Miro era fascinado pelo Centro Velho de São Paulo, e queria ter mais tempo ocioso para olhar a região de sua janela e andar pelas redondezas sem que estivesse com a sensação de ser esmagado pelo relógio. Gostava de observar aquela gente vivendo num limbo moral e espiritual, e quando à noite ia para a cama, Miro gostava de pensar no que se passava nas esquinas da Cracolândia, na política nefasta da droga que fazia com que os nóias rastejassem por onde fosse necessário para fumar a próxima pedra. Nem a vala mais imunda parecia ser ordinária o bastante para aqueles caras.

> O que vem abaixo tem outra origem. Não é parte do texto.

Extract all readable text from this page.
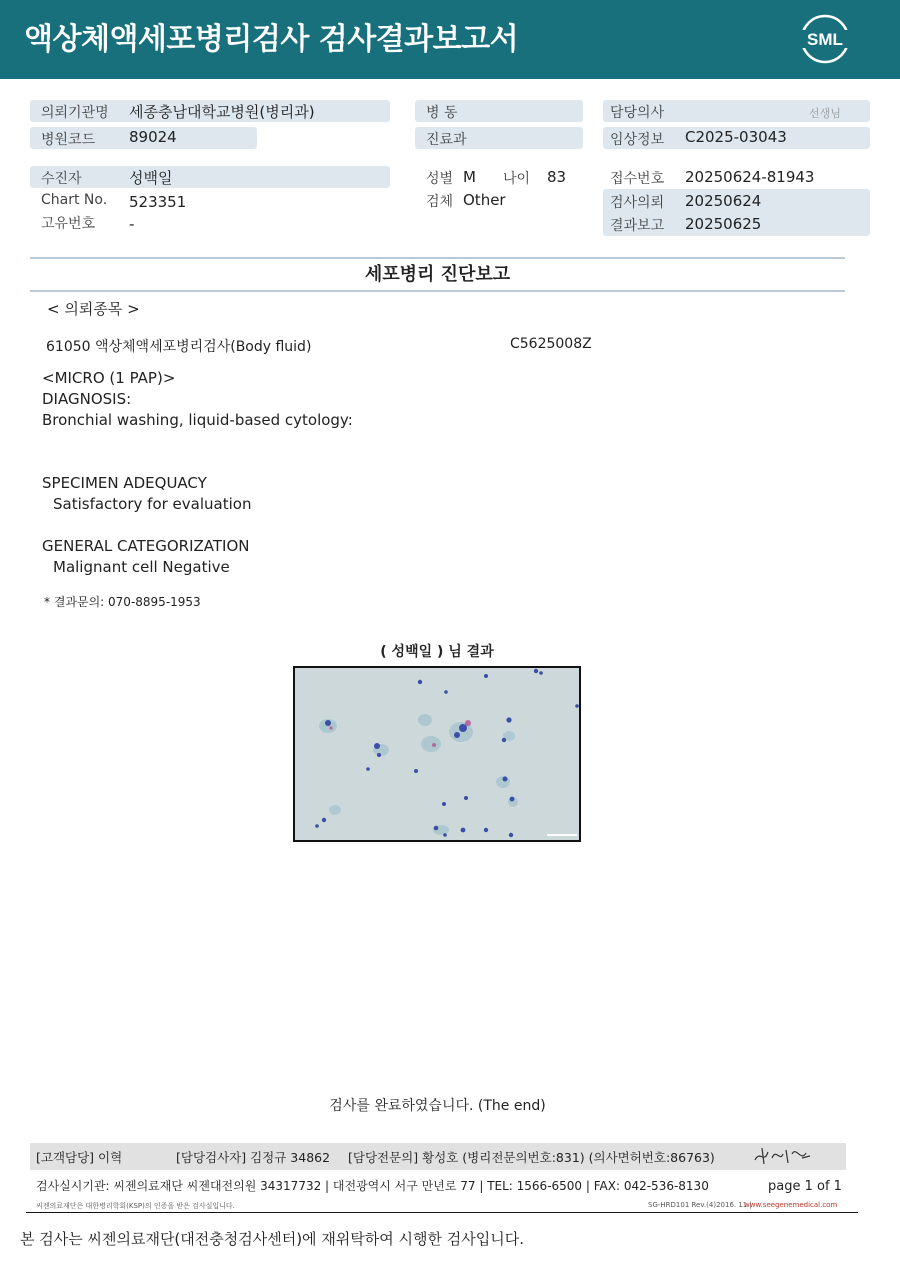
액상체액세포병리검사 검사결과보고서	SML
의뢰기관명 세종충남대학교병원(병리과)
병원코드 89024
수진자	성백일
Chart No. 523351
고유번호 -
병 동
진료과
성별 M 나이 83
검체 Other
담당의사	선생님
임상정보 C2025-03043
접수번호 20250624-81943
검사의뢰 20250624
결과보고 20250625
세포병리 진단보고
< 의뢰종목 >
61050 액상체액세포병리검사(Body fluid)	C5625008Z
<MICRO (1 PAP)>
DIAGNOSIS:
Bronchial washing, liquid-based cytology:
SPECIMEN ADEQUACY
Satisfactory for evaluation
GENERAL CATEGORIZATION
Malignant cell Negative
* 결과문의: 070-8895-1953
( 성백일 ) 님 결과
검사를 완료하였습니다. (The end)
[고객담당] 이혁	[담당검사자] 김정규 34862 [담당전문의] 황성호 (병리전문의번호:831) (의사면허번호:86763)
검사실시기관: 씨젠의료재단 씨젠대전의원 34317732 | 대전광역시 서구 만년로 77 | TEL: 1566-6500 | FAX: 042-536-8130	page 1 of 1
씨젠의료재단은 대한병리학회(KSP)의 인증을 받은 검사실입니다.	SG-HRD101 Rev.(4)2016. 11 |
www.seegenemedical.com
본 검사는 씨젠의료재단(대전충청검사센터)에 재위탁하여 시행한 검사입니다.
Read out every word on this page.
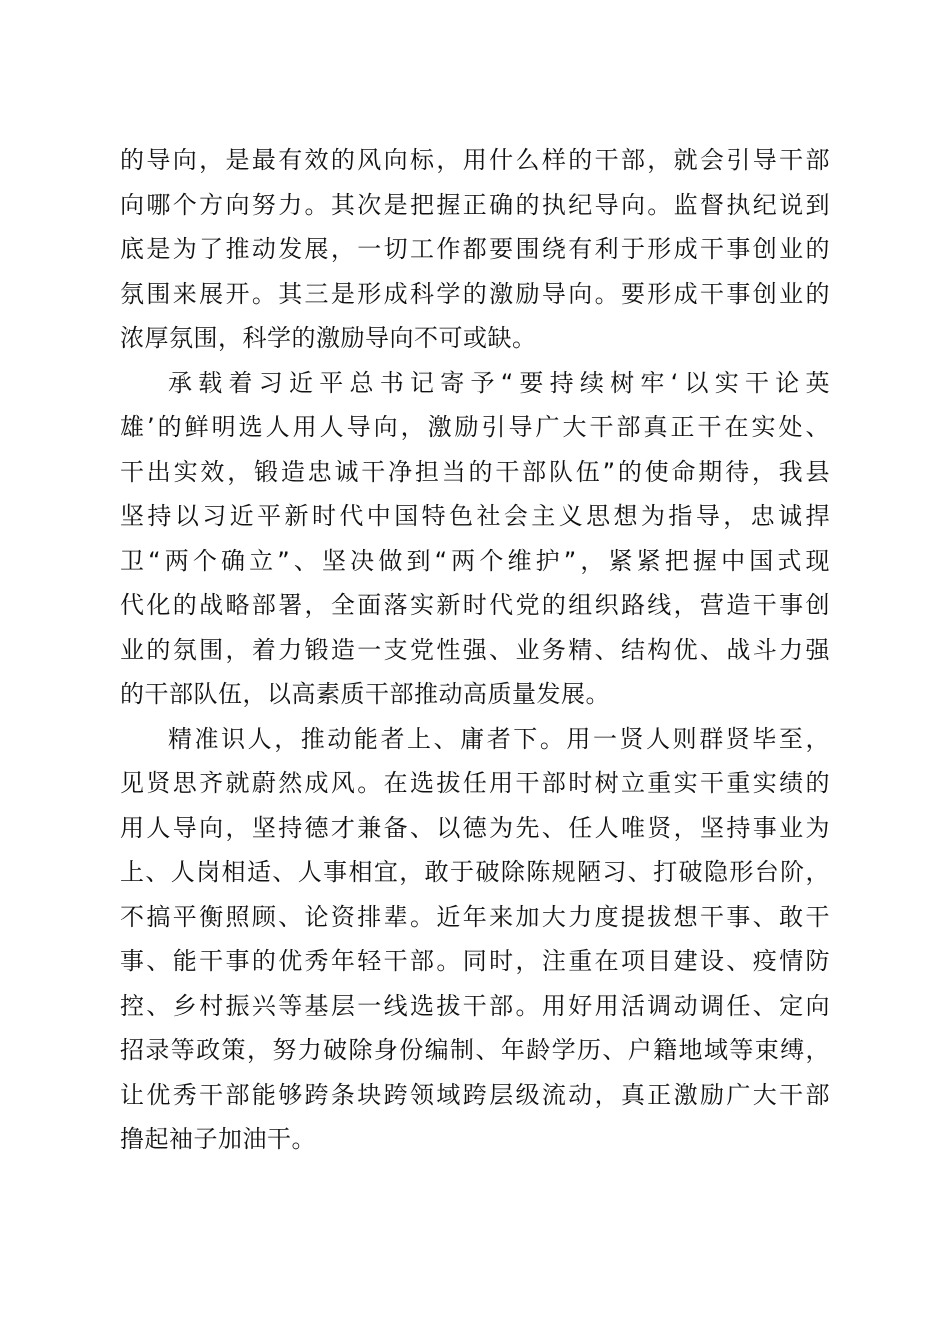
的导向，是最有效的风向标，用什么样的干部，就会引导干部
向哪个方向努力。其次是把握正确的执纪导向。监督执纪说到
底是为了推动发展，一切工作都要围绕有利于形成干事创业的
氛围来展开。其三是形成科学的激励导向。要形成干事创业的
浓厚氛围，科学的激励导向不可或缺。
承载着习近平总书记寄予“要持续树牢‘以实干论英
雄’的鲜明选人用人导向，激励引导广大干部真正干在实处、
干出实效，锻造忠诚干净担当的干部队伍”的使命期待，我县
坚持以习近平新时代中国特色社会主义思想为指导，忠诚捍
卫“两个确立”、坚决做到“两个维护”，紧紧把握中国式现
代化的战略部署，全面落实新时代党的组织路线，营造干事创
业的氛围，着力锻造一支党性强、业务精、结构优、战斗力强
的干部队伍，以高素质干部推动高质量发展。
精准识人，推动能者上、庸者下。用一贤人则群贤毕至，
见贤思齐就蔚然成风。在选拔任用干部时树立重实干重实绩的
用人导向，坚持德才兼备、以德为先、任人唯贤，坚持事业为
上、人岗相适、人事相宜，敢于破除陈规陋习、打破隐形台阶，
不搞平衡照顾、论资排辈。近年来加大力度提拔想干事、敢干
事、能干事的优秀年轻干部。同时，注重在项目建设、疫情防
控、乡村振兴等基层一线选拔干部。用好用活调动调任、定向
招录等政策，努力破除身份编制、年龄学历、户籍地域等束缚，
让优秀干部能够跨条块跨领域跨层级流动，真正激励广大干部
撸起袖子加油干。
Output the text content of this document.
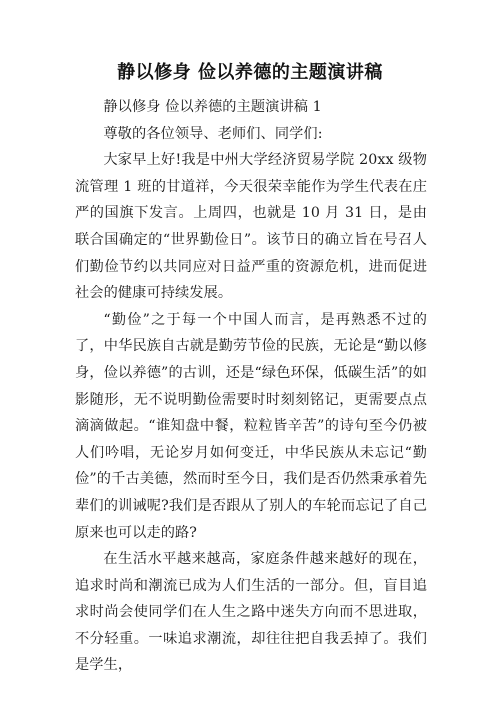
静以修身 俭以养德的主题演讲稿

静以修身 俭以养德的主题演讲稿 1

尊敬的各位领导、老师们、同学们:

大家早上好!我是中州大学经济贸易学院 20xx 级物流管理 1 班的甘道祥，今天很荣幸能作为学生代表在庄严的国旗下发言。上周四，也就是 10 月 31 日，是由联合国确定的“世界勤俭日”。该节日的确立旨在号召人们勤俭节约以共同应对日益严重的资源危机，进而促进社会的健康可持续发展。

“勤俭”之于每一个中国人而言，是再熟悉不过的了，中华民族自古就是勤劳节俭的民族，无论是“勤以修身，俭以养德”的古训，还是“绿色环保，低碳生活”的如影随形，无不说明勤俭需要时时刻刻铭记，更需要点点滴滴做起。“谁知盘中餐，粒粒皆辛苦”的诗句至今仍被人们吟唱，无论岁月如何变迁，中华民族从未忘记“勤俭”的千古美德，然而时至今日，我们是否仍然秉承着先辈们的训诫呢?我们是否跟从了别人的车轮而忘记了自己原来也可以走的路?

在生活水平越来越高，家庭条件越来越好的现在，追求时尚和潮流已成为人们生活的一部分。但，盲目追求时尚会使同学们在人生之路中迷失方向而不思进取，不分轻重。一味追求潮流，却往往把自我丢掉了。我们是学生，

Sabia, no entanto, que se tivesse esse tempo para o ócio, entregar-se-ia novamente ao alcoolismo e nada produziria de literatura. Não pensava que uma vida assim fosse realmente baixa ou repugnante, mas naquele momento sentia-se mais atraído pela construção de uma obra autoral, para que seu nome e o título do trabalho continuassem o representando nas prateleiras de livros do mundo.

A primeira dessas obras seria formada por contos que escreveria baseando-se em suas vivências e andanças pelo Centro e inspirando-se nas pessoas que conhecesse nesse período. Em geral, pessoas sem rosto, sem alma, sem vida.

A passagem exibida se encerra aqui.